Good Works, Bad Works, but Karma doesn’t work

Richard McManus at ZDNet’s Web 2.0 Explorer and Read/Write Web investigates the karma system at Reddit, and wonders if it’s better than Digg’s:

[from » Collaborative filtering: comparing Reddit’s karma system to Digg]

Indeed Reddit’s Alexis Ohanian says that “with reddit, we’re hoping that by focusing on filtering, users will be inclined to vote up links that genuinely interest them”. The Reddit method then is trying to capture that elusive social software principle of getting the user to reward him or herself first and foremost, but actually the system is enhanced at the same time. As Alexis said, “The nice thing about this is that although users are serving themselves by voting to train a personal filter, the by-product of their honesty is that the community gets a more accurate idea of what’s really popular.”

What do you think. Is Reddit’s karma system a better - more honest - way to rank stories and users than Digg’s? Or do you think Digg has the right approach, but just needs to address the groupthink and spam issues that come with scaling to thousands of users?
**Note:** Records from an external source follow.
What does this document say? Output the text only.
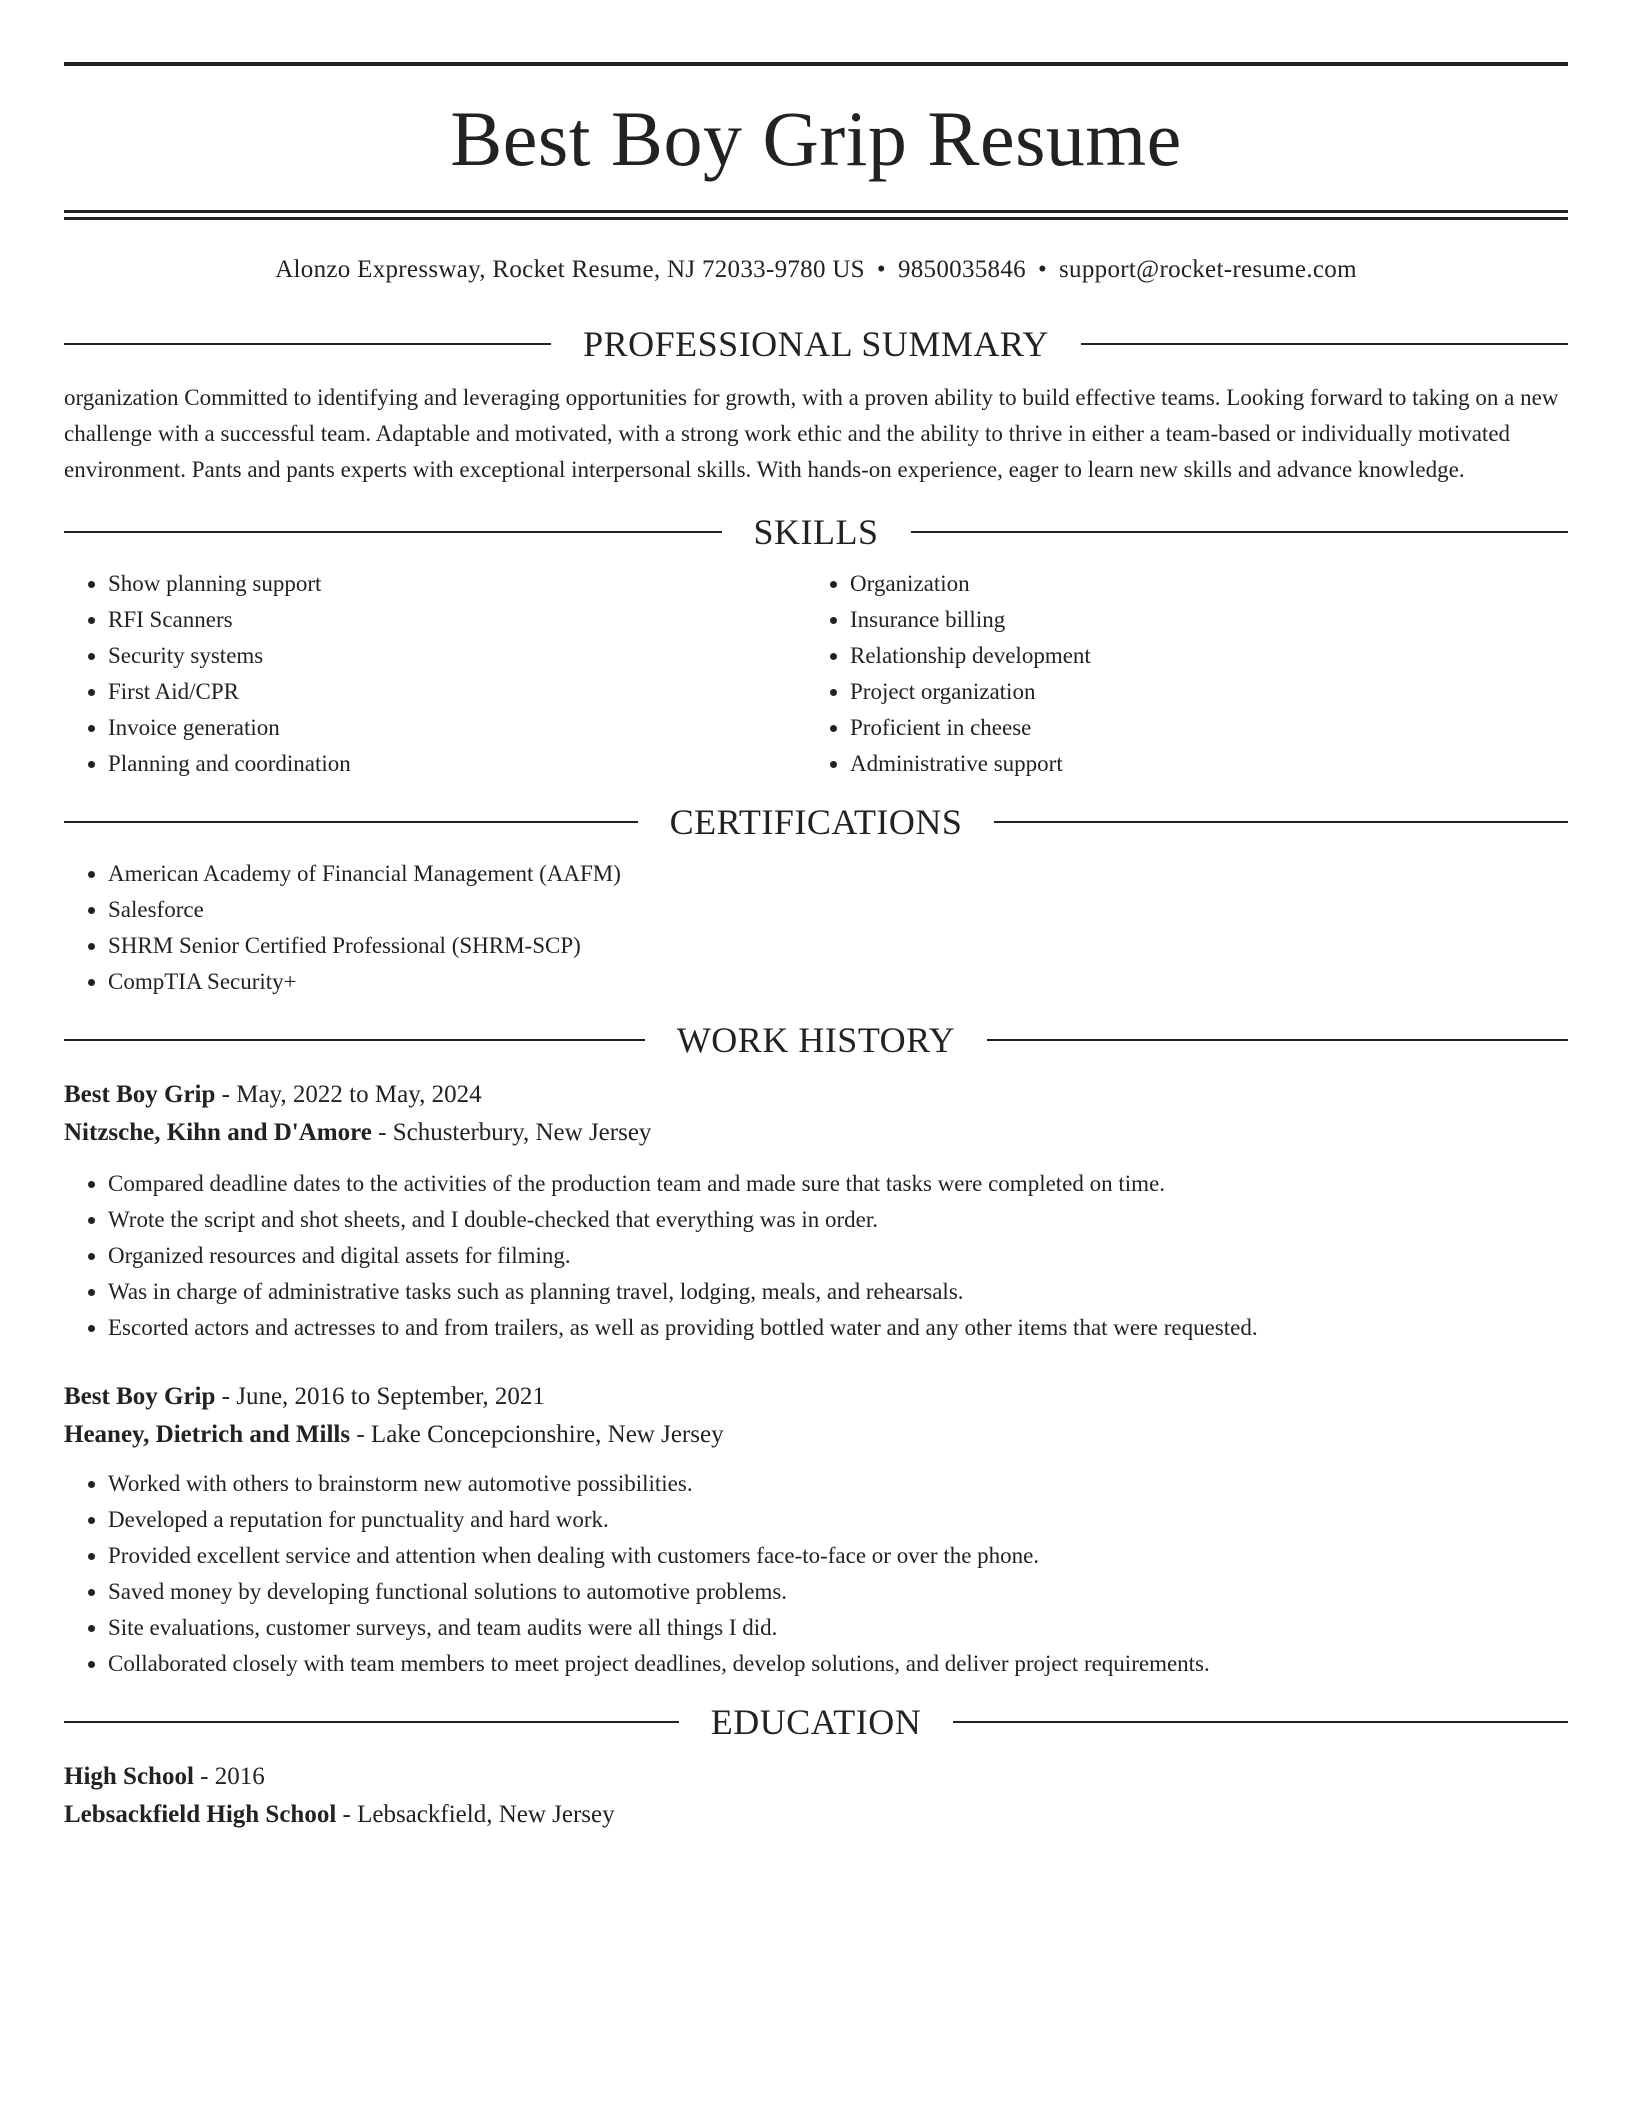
Best Boy Grip Resume
Alonzo Expressway, Rocket Resume, NJ 72033-9780 US • 9850035846 • support@rocket-resume.com
PROFESSIONAL SUMMARY

organization Committed to identifying and leveraging opportunities for growth, with a proven ability to build effective teams. Looking forward to taking on a new challenge with a successful team. Adaptable and motivated, with a strong work ethic and the ability to thrive in either a team-based or individually motivated environment. Pants and pants experts with exceptional interpersonal skills. With hands-on experience, eager to learn new skills and advance knowledge.

SKILLS
• Show planning support
• RFI Scanners
• Security systems
• First Aid/CPR
• Invoice generation
• Planning and coordination
• Organization
• Insurance billing
• Relationship development
• Project organization
• Proficient in cheese
• Administrative support
CERTIFICATIONS
• American Academy of Financial Management (AAFM)
• Salesforce
• SHRM Senior Certified Professional (SHRM-SCP)
• CompTIA Security+
WORK HISTORY
Best Boy Grip - May, 2022 to May, 2024
Nitzsche, Kihn and D'Amore - Schusterbury, New Jersey
• Compared deadline dates to the activities of the production team and made sure that tasks were completed on time.
• Wrote the script and shot sheets, and I double-checked that everything was in order.
• Organized resources and digital assets for filming.
• Was in charge of administrative tasks such as planning travel, lodging, meals, and rehearsals.
• Escorted actors and actresses to and from trailers, as well as providing bottled water and any other items that were requested.
Best Boy Grip - June, 2016 to September, 2021
Heaney, Dietrich and Mills - Lake Concepcionshire, New Jersey
• Worked with others to brainstorm new automotive possibilities.
• Developed a reputation for punctuality and hard work.
• Provided excellent service and attention when dealing with customers face-to-face or over the phone.
• Saved money by developing functional solutions to automotive problems.
• Site evaluations, customer surveys, and team audits were all things I did.
• Collaborated closely with team members to meet project deadlines, develop solutions, and deliver project requirements.
EDUCATION
High School - 2016
Lebsackfield High School - Lebsackfield, New Jersey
My strong belief is that these rating/ranking filters are failing at a fundamental level: not because they don’t work, or because they can be gamed, but because they are

  1. closed, and

  2. tightly integrated to a specific solution.
I would like to see an open karma solution that would allow all sorts of applications to share individual’s karma, and to participate in the karma’s change over time. It’s crazy for us to have 252 karma ratings in 252 different applications!

Each application could influence this foundational karma in dissimilar ways. On one application, say Oyogi, your karma would increase by correcting answering questions directed to you, while Technorati might increase your karma based on the number of inbound links to your blog, and Typepad might increase your karma based on the number of positive comments you receive on your blog.
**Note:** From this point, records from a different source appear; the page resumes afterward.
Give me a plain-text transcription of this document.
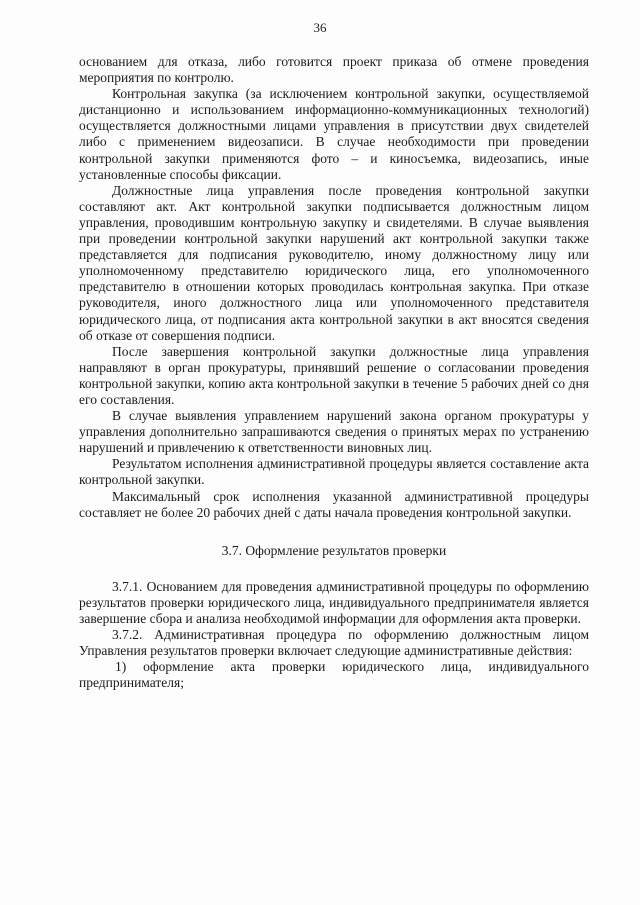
36

основанием для отказа, либо готовится проект приказа об отмене проведения мероприятия по контролю.

Контрольная закупка (за исключением контрольной закупки, осуществляемой дистанционно и использованием информационно-коммуникационных технологий) осуществляется должностными лицами управления в присутствии двух свидетелей либо с применением видеозаписи. В случае необходимости при проведении контрольной закупки применяются фото – и киносъемка, видеозапись, иные установленные способы фиксации.

Должностные лица управления после проведения контрольной закупки составляют акт. Акт контрольной закупки подписывается должностным лицом управления, проводившим контрольную закупку и свидетелями. В случае выявления при проведении контрольной закупки нарушений акт контрольной закупки также представляется для подписания руководителю, иному должностному лицу или уполномоченному представителю юридического лица, его уполномоченного представителю в отношении которых проводилась контрольная закупка. При отказе руководителя, иного должностного лица или уполномоченного представителя юридического лица, от подписания акта контрольной закупки в акт вносятся сведения об отказе от совершения подписи.

После завершения контрольной закупки должностные лица управления направляют в орган прокуратуры, принявший решение о согласовании проведения контрольной закупки, копию акта контрольной закупки в течение 5 рабочих дней со дня его составления.

В случае выявления управлением нарушений закона органом прокуратуры у управления дополнительно запрашиваются сведения о принятых мерах по устранению нарушений и привлечению к ответственности виновных лиц.

Результатом исполнения административной процедуры является составление акта контрольной закупки.

Максимальный срок исполнения указанной административной процедуры составляет не более 20 рабочих дней с даты начала проведения контрольной закупки.

3.7. Оформление результатов проверки

3.7.1. Основанием для проведения административной процедуры по оформлению результатов проверки юридического лица, индивидуального предпринимателя является завершение сбора и анализа необходимой информации для оформления акта проверки.

3.7.2. Административная процедура по оформлению должностным лицом Управления результатов проверки включает следующие административные действия:

1) оформление акта проверки юридического лица, индивидуального предпринимателя;
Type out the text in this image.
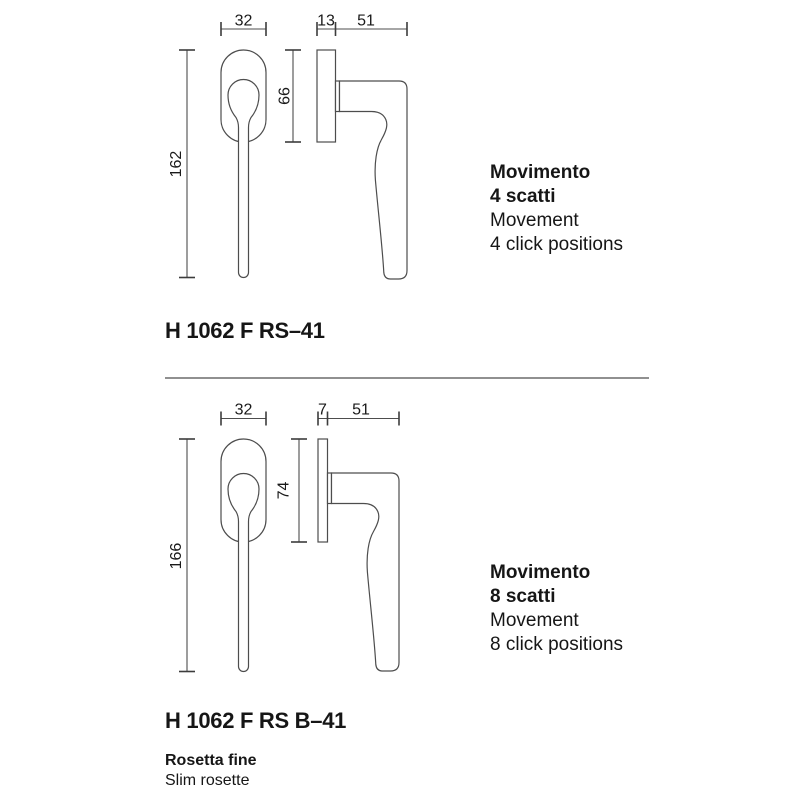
32
162
66
13 51
32
166
74
7 51
Movimento
4 scatti
Movement
4 click positions
H 1062 F RS–41
Movimento
8 scatti
Movement
8 click positions
H 1062 F RS B–41
Rosetta fine
Slim rosette
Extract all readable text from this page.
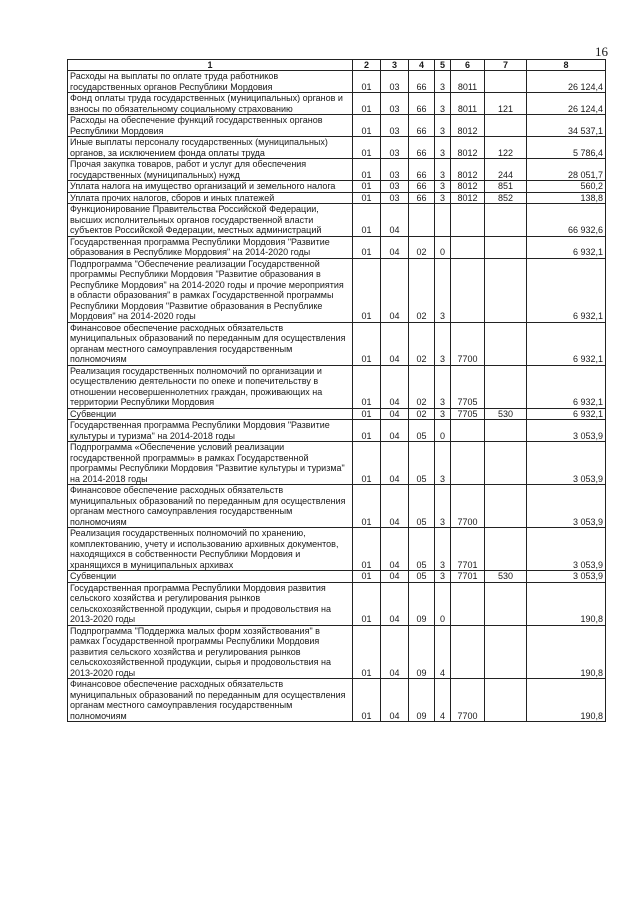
16
1	2	3	4	5	6	7	8
Расходы на выплаты по оплате труда работников государственных органов Республики Мордовия	01	03	66	3	8011		26 124,4
Фонд оплаты труда государственных (муниципальных) органов и взносы по обязательному социальному страхованию	01	03	66	3	8011	121	26 124,4
Расходы на обеспечение функций государственных органов Республики Мордовия	01	03	66	3	8012		34 537,1
Иные выплаты персоналу государственных (муниципальных) органов, за исключением фонда оплаты труда	01	03	66	3	8012	122	5 786,4
Прочая закупка товаров, работ и услуг для обеспечения государственных (муниципальных) нужд	01	03	66	3	8012	244	28 051,7
Уплата налога на имущество организаций и земельного налога	01	03	66	3	8012	851	560,2
Уплата прочих налогов, сборов и иных платежей	01	03	66	3	8012	852	138,8
Функционирование Правительства Российской Федерации, высших исполнительных органов государственной власти субъектов Российской Федерации, местных администраций	01	04					66 932,6
Государственная программа Республики Мордовия "Развитие образования в Республике Мордовия" на 2014-2020 годы	01	04	02	0			6 932,1
Подпрограмма "Обеспечение реализации Государственной программы Республики Мордовия "Развитие образования в Республике Мордовия" на 2014-2020 годы и прочие мероприятия в области образования" в рамках Государственной программы Республики Мордовия "Развитие образования в Республике Мордовия" на 2014-2020 годы	01	04	02	3			6 932,1
Финансовое обеспечение расходных обязательств муниципальных образований по переданным для осуществления органам местного самоуправления государственным полномочиям	01	04	02	3	7700		6 932,1
Реализация государственных полномочий по организации и осуществлению деятельности по опеке и попечительству в отношении несовершеннолетних граждан, проживающих на территории Республики Мордовия	01	04	02	3	7705		6 932,1
Субвенции	01	04	02	3	7705	530	6 932,1
Государственная программа Республики Мордовия "Развитие культуры и туризма" на 2014-2018 годы	01	04	05	0			3 053,9
Подпрограмма «Обеспечение условий реализации государственной программы» в рамках Государственной программы Республики Мордовия "Развитие культуры и туризма" на 2014-2018 годы	01	04	05	3			3 053,9
Финансовое обеспечение расходных обязательств муниципальных образований по переданным для осуществления органам местного самоуправления государственным полномочиям	01	04	05	3	7700		3 053,9
Реализация государственных полномочий по хранению, комплектованию, учету и использованию архивных документов, находящихся в собственности Республики Мордовия и хранящихся в муниципальных архивах	01	04	05	3	7701		3 053,9
Субвенции	01	04	05	3	7701	530	3 053,9
Государственная программа Республики Мордовия развития сельского хозяйства и регулирования рынков сельскохозяйственной продукции, сырья и продовольствия на 2013-2020 годы	01	04	09	0			190,8
Подпрограмма "Поддержка малых форм хозяйствования" в рамках Государственной программы Республики Мордовия развития сельского хозяйства и регулирования рынков сельскохозяйственной продукции, сырья и продовольствия на 2013-2020 годы	01	04	09	4			190,8
Финансовое обеспечение расходных обязательств муниципальных образований по переданным для осуществления органам местного самоуправления государственным полномочиям	01	04	09	4	7700		190,8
Since we are in the Web 2.0 era of mash-ups, won’t someone break their karma system out, and set it up in this way, so that we can avoid a fragmented collection of non-interoperable solutions? People who would like to have various, separate identities could still do so, and the solution could support anonymity, but the benefits of a open karma solution, that all could draw upon, is so obvious that I am actually surprised it hasn’t been done already.